3.3 Knowledge Organisation and Epistemics of Data
The nature of humanities data is such that even within the digital humanities, where research processes are better optimised toward the sharing of digital data, sharing of ‘raw data’ remains the exception rather than the norm.
There are a number of reasons for this. First of all, in many cases, ownership of the underlying input data used by humanists is unclear, and therefore the question of what can be shared or reused is one that the individual researcher cannot independently answer. There are deeper issues, however, based in the nature of the epistemic processes of the humanities, that act as further barriers to reuse of humanities data.

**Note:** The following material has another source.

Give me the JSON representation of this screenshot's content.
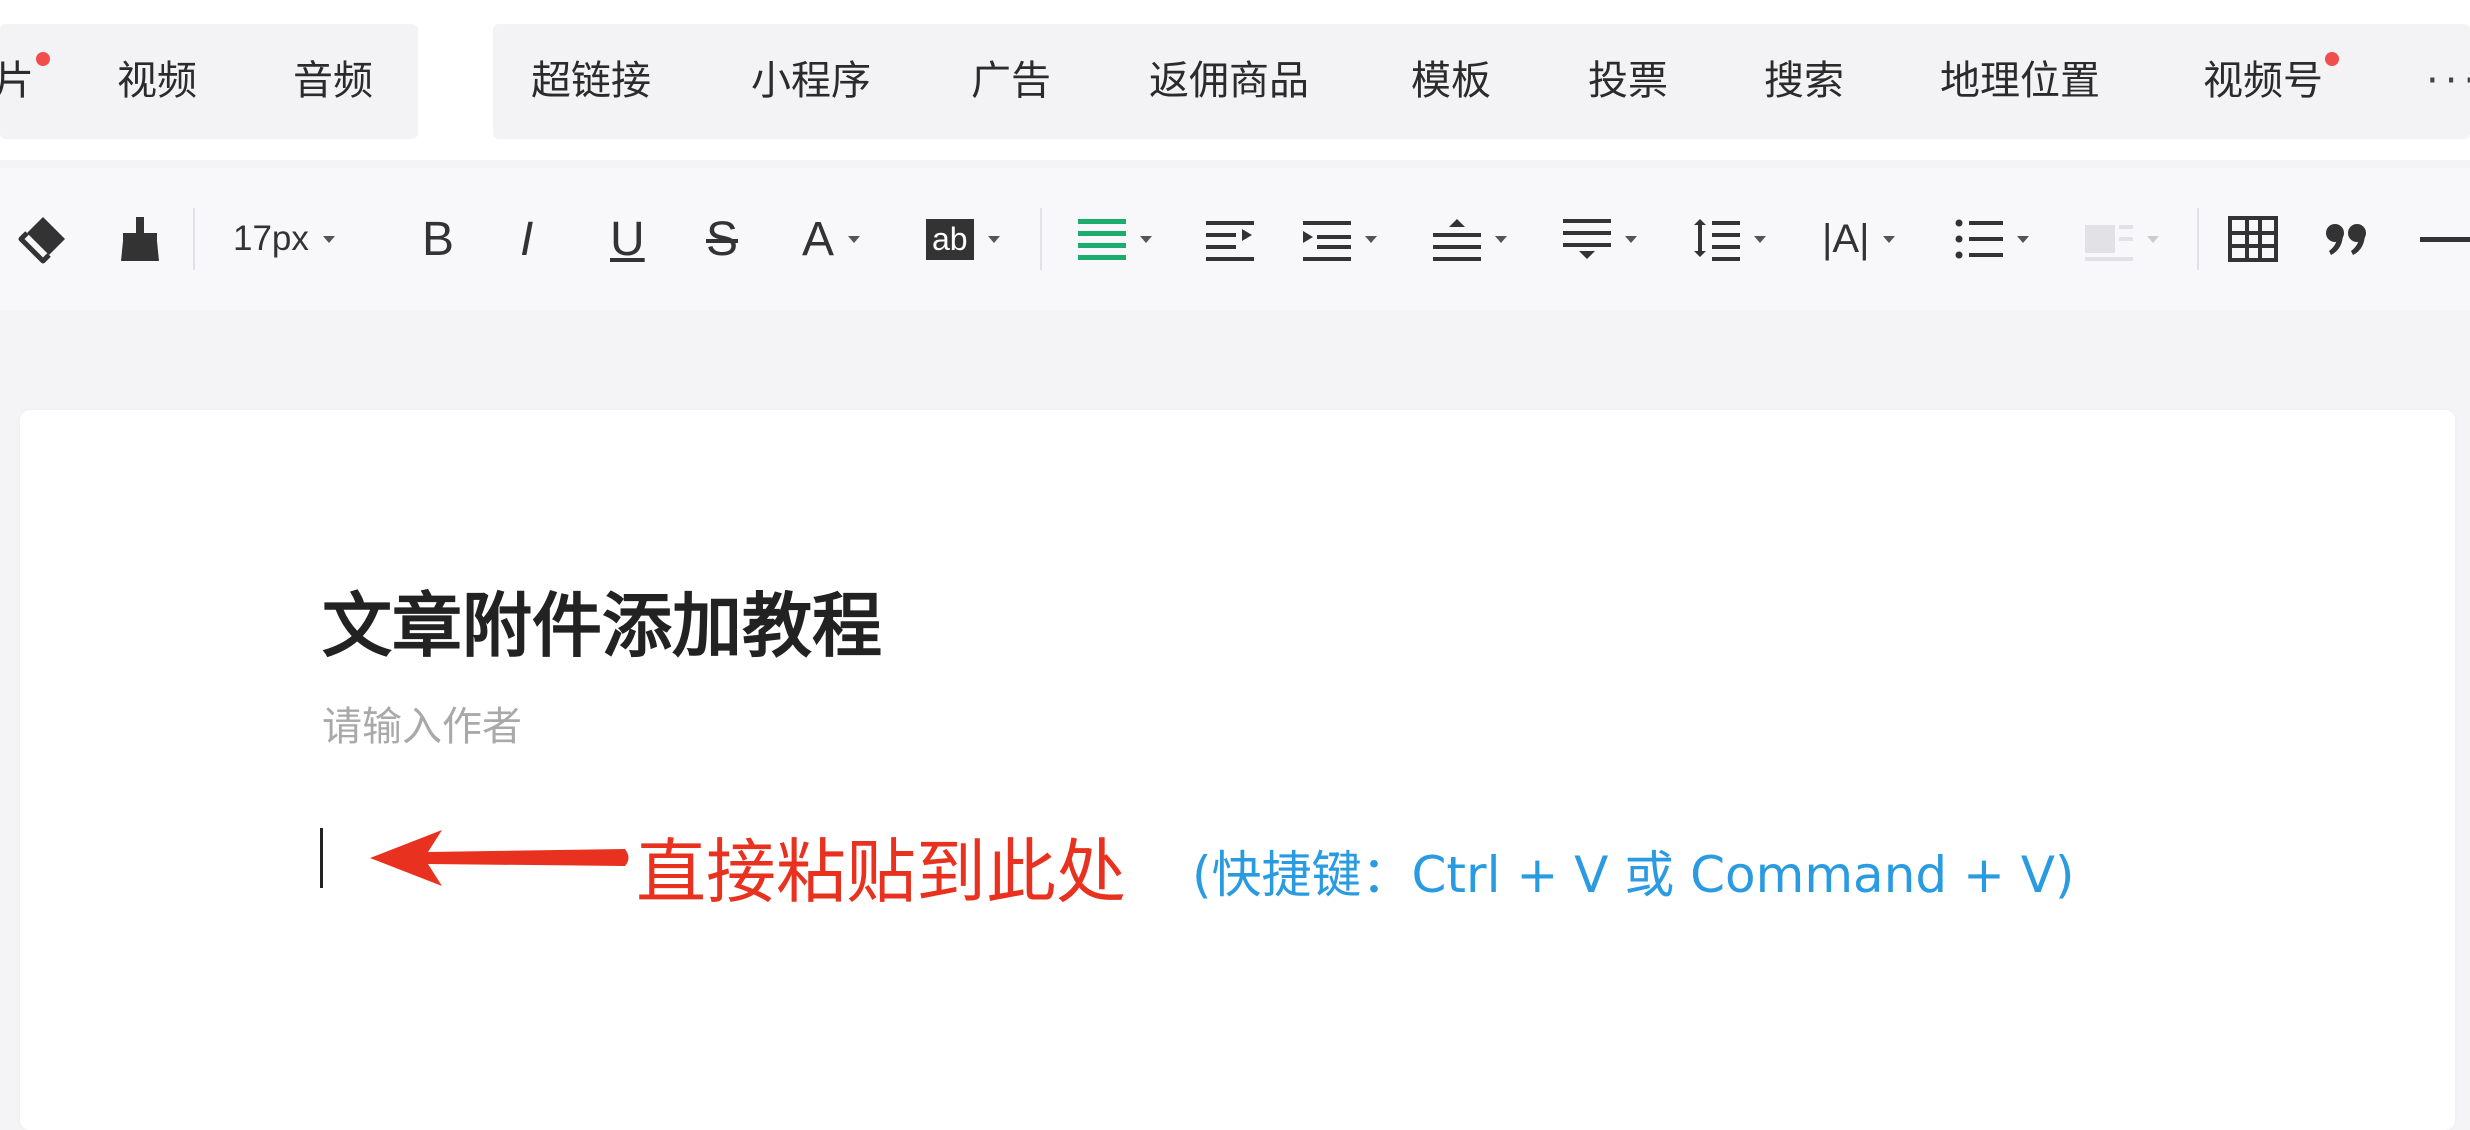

Very little research exists in this topic to date, although barriers to reuse of digital humanities projects do provide an interesting baseline for starting an investigation. For example, the Log Analysis of Digital Resources in the Arts and Humanities (or LAIRAH) project  pointed toward a number of key issues leading to a lack of reuse of digital data prepared by research projects. In particular, the lack of an early conceptualisation of who the future user of the data might be and how they might use it was a key deterrent to future use. While this lack may be seen as a weakness from a reuse standpoint, it is likely that the organisation of data or the curation of resources chosen in such projects was driven by the research questions in the mind of the original researcher, and that this organisational model was key to their epistemic process. As the yet-to-be published results of a research project  at Trinity College Dublin have demonstrated, the ‘instrumentation’ of the humanities researcher consists of a dense web of primary, secondary and methodological or theoretical inputs, which the researcher traverses and recombines to create knowledge. This synthetic approach makes the nature of the data, even at its ‘raw’ stage, quite hybrid, and already marked by the curatorial impulse that is preparing it to contribute to insight.